Алина предложила взять фотоаппарат у завхоза Веника и сделать снимки модели с разных сторон. Потом уж ходить с фотками, показывать. Конечно, когда кораблик будет полностью готов. Вживую, понятно, эффектнее, но всё-таки…

– Нужно пока найти верный заработок, – резюмировал Костя. – Устроиться в дворники или подрядиться ремонтировать подъезды. А долг завучу давай я погашу.

– Ты прав, старичок, – грустно ответил Капитан. – Тоскливо только, понимаешь! Ведь я с таким удовольствием взялся мастерить, словно не о деньгах думал. Радость была на душе, попутный ветер…

Фразу Володя не докончил. Вслед за ним все повернулись в сторону входа в здание, на побитую временем асфальтовую дорожку. И, конечно, увидели, что там происходит, но Кэп всё равно брякнул по инерции:

– Прикиньте, кто идёт сюда с Нинушкой! Тот самый шпион из кафе!

Завуч и директриса зачем-то приехали на работу в воскресенье. Проверку ждут, что ли? Шныряли по территории, что-то высчитывали, потом разошлись по кабинетам. А теперь вслед за немного растерянной помощницей директора невозмутимо вышагивал пожилой хмырь. Ходячая реклама деловой одежды из безумно дорогих салонов.

Хмырь поблагодарил Нинушку, обозвав её «мэм», и сказал, что хотел бы «самостоятельно побеседовать с милой молодёжью». И Нина Николаевна послушалась! Ну, дела!

Выразив желание присесть и расценив общее молчание как согласие, тип из кафе расположился на освобождённой ему лавочке и представился:

– Меня зовут Сэм Олдбрук. Я дипломат, сотрудник британского посольства. В России живу давно. Где-то лет сорок.

– Я же говорил – шпион! – ляпнул Володя и густо покраснел, но не отвёл взгляда, а смотрел на чужака исподлобья.

Тот на миг удивлённо поднял брови, а затем проговорил тихо и очень мягко:

– Мне казалось, что у ребят, родившихся в период перестройки, нормальные представления об иностранцах. Разумеется, по работе мне постоянно приходится собирать и анализировать информацию, самую разную. Но если вы думаете, что я занимаюсь слежкой, проникаю на секретные объекты или передаю шифрованные сообщения о страшных военных тайнах – вынужден вас разочаровать. Всё моё оружие составляют блокнот, ручка, телефон и офисный компьютер.

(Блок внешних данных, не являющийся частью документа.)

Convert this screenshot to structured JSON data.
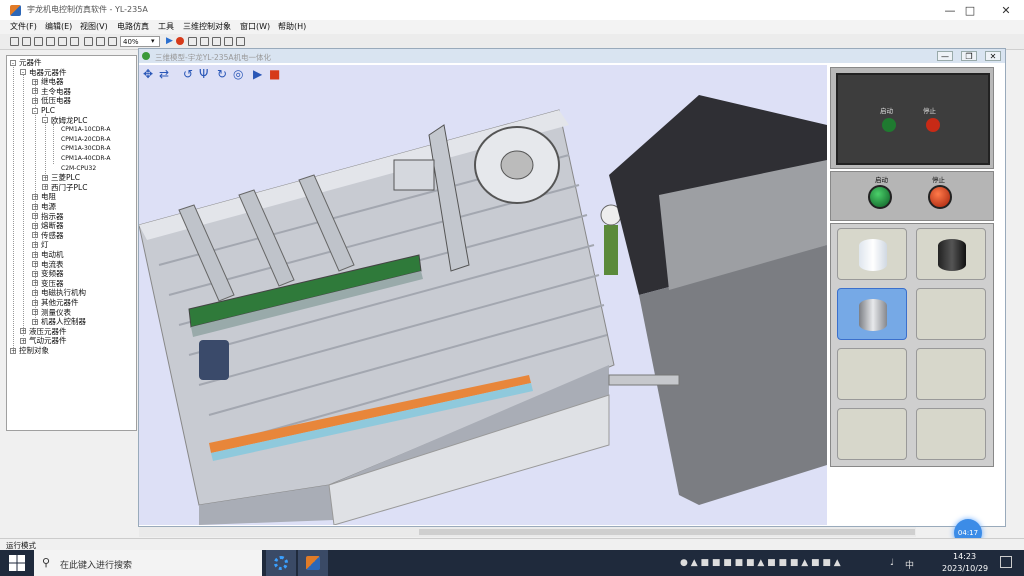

– Как раз о слежке хотелось бы поподробнее, – заметил Сверчок, не желая отдавать незнакомцу роль первой скрипки. – Зачем вам понадобилось выслеживать нас после кафе?

– Не после, а начиная с кафе, – уточнила Алина. – И подслушивать за столиком наш разговор.

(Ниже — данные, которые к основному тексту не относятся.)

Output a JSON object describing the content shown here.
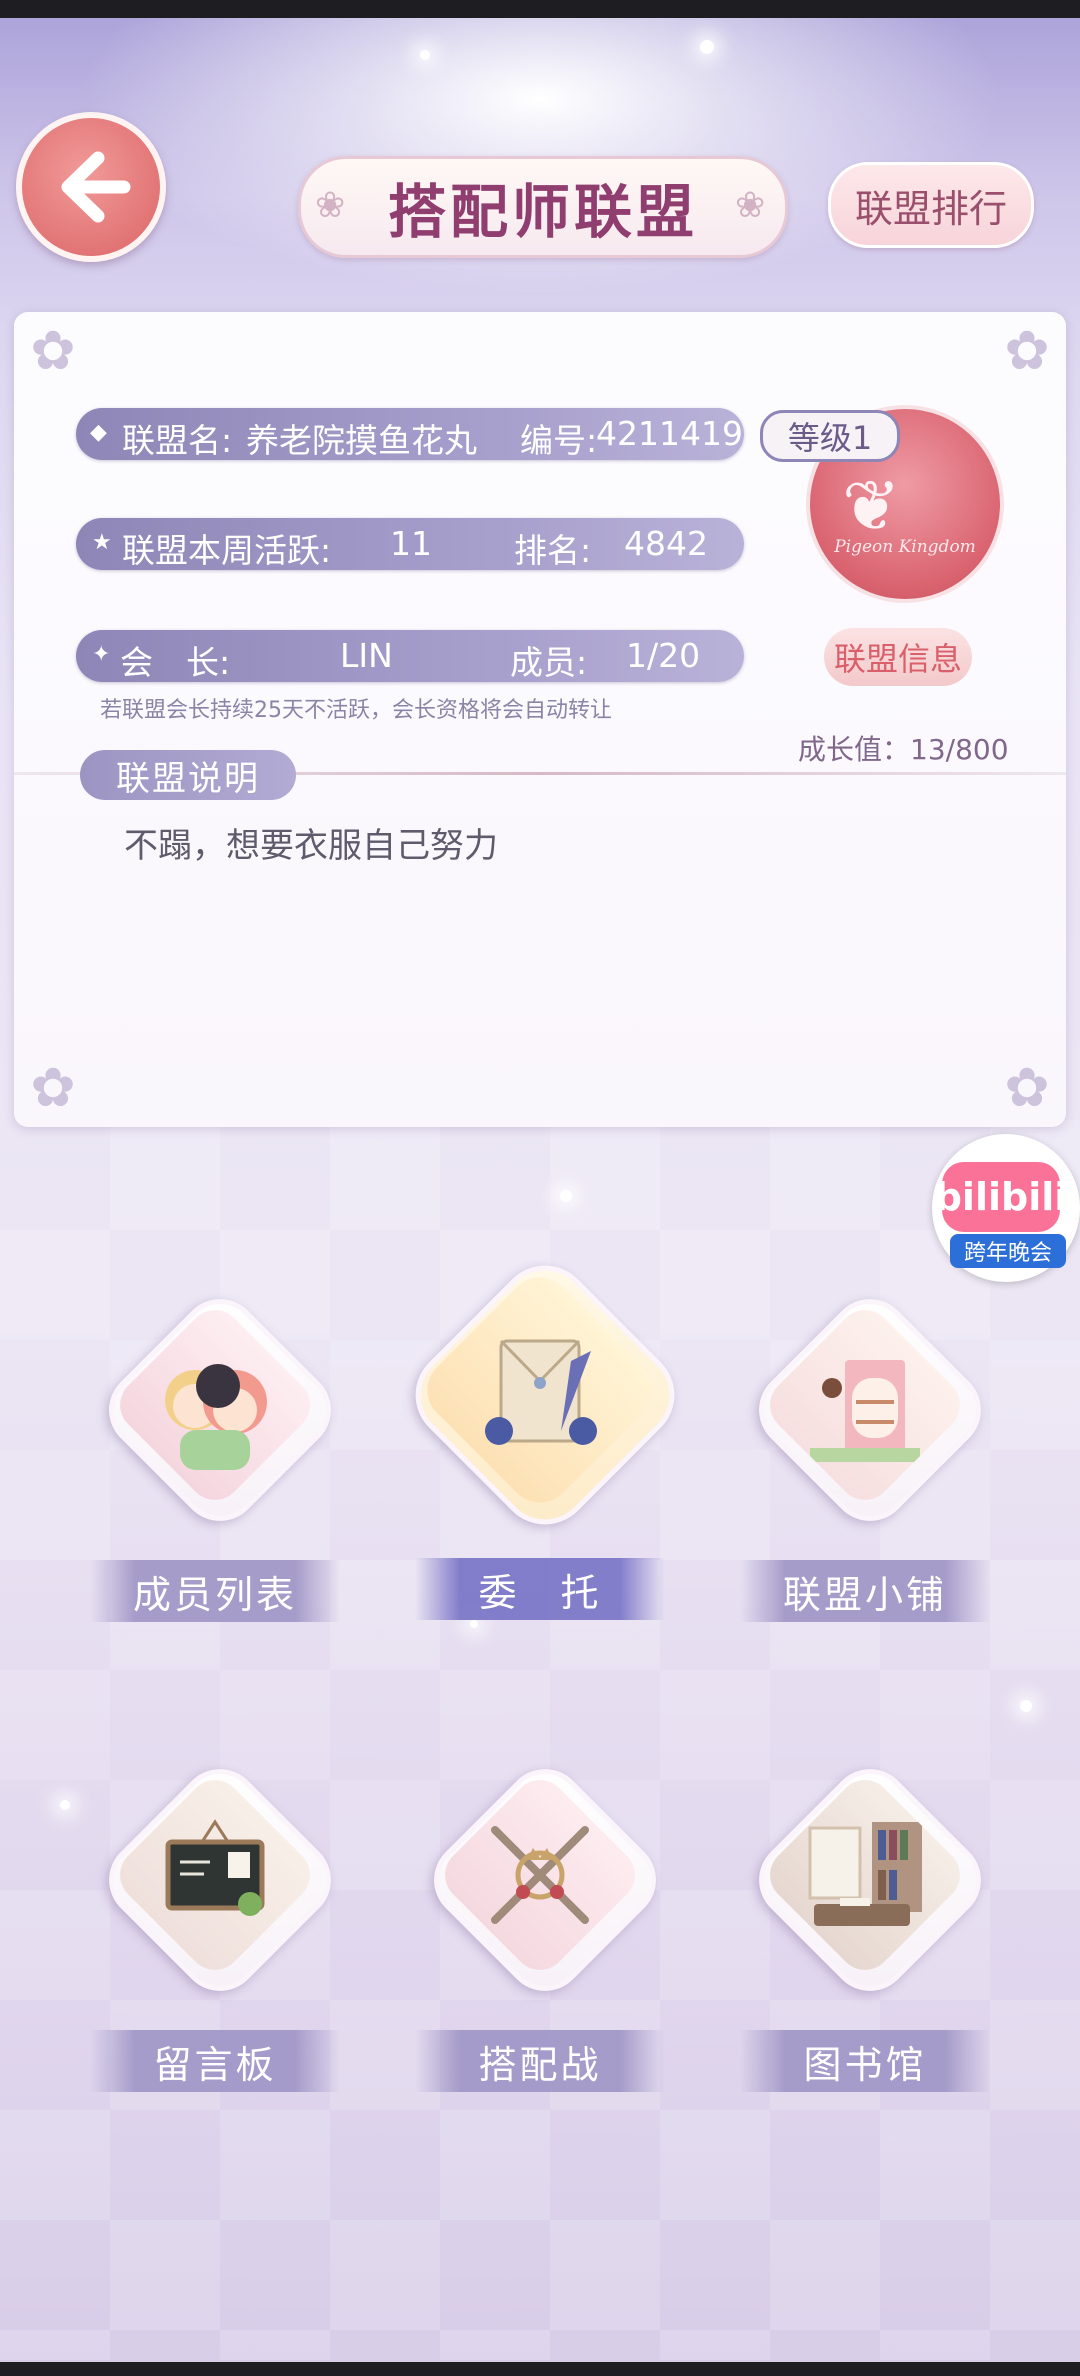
{
  "header": {
    "title": "搭配师联盟",
    "rank_button": "联盟排行"
  },
  "alliance": {
    "name_label": "联盟名:",
    "name": "养老院摸鱼花丸",
    "id_label": "编号:",
    "id": "4211419",
    "activity_label": "联盟本周活跃:",
    "activity": "11",
    "rank_label": "排名:",
    "rank": "4842",
    "leader_label": "会　长:",
    "leader": "LIN",
    "members_label": "成员:",
    "members": "1/20",
    "level": "等级1",
    "emblem_text": "Pigeon Kingdom",
    "info_button": "联盟信息",
    "note": "若联盟会长持续25天不活跃，会长资格将会自动转让",
    "growth": "成长值：13/800",
    "desc_label": "联盟说明",
    "description": "不蹋，想要衣服自己努力"
  },
  "bilibili": {
    "logo": "bilibili",
    "badge": "跨年晚会"
  },
  "menu": {
    "members": "成员列表",
    "commission": "委　托",
    "shop": "联盟小铺",
    "board": "留言板",
    "battle": "搭配战",
    "library": "图书馆"
  },
  "colors": {
    "accent_purple": "#9c94c2",
    "title_text": "#8f3e6f",
    "back_button": "#e27576"
  }
}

Сэм, старый пройдоха, внутренне подобрался, ощутив, насколько неприятной может оказаться интуиция блондинки. На него смотрели четыре пары пытливых глаз. Завоевать доверие будет непросто.

– Каюсь, поступил не слишком умно… – с хорошо разыгранным смущением произнёс он. – Безусловно, я постараюсь сейчас объясниться. Только сначала хочу уточнить для верности: кого вы называете Капитаном?

– Это я, – отозвался юноша с лицом, похожим на пожарный щит. Даже конопушки на чуть вздёрнутом носу куда-то исчезли.

– Хорошо, – кивнул Олдбрук. – Когда-то в молодости я тоже умел так краснеть. – Убедившись, что чистота костюма не должна пострадать, опёрся о спинку лавочки. – Теперь позвольте изложить всё по порядку.

Сэм выдал хорошо продуманную заготовку. Пенсия у него на носу, пора на родину, а почти вся жизнь прошла в России. Вот и хочется увезти отсюда достойную память в виде коллекции сувениров. Найти что-нибудь особенное, необычное, самобытное. Не тот ширпотреб, что в изобилии штампуют специально для интуристов. А что-то эксклюзивное, оригинальное. По сути, произведения искусства, но не запрещённые к вывозу из страны. Подобное часто можно разыскать в самых неожиданных и захолустных местах.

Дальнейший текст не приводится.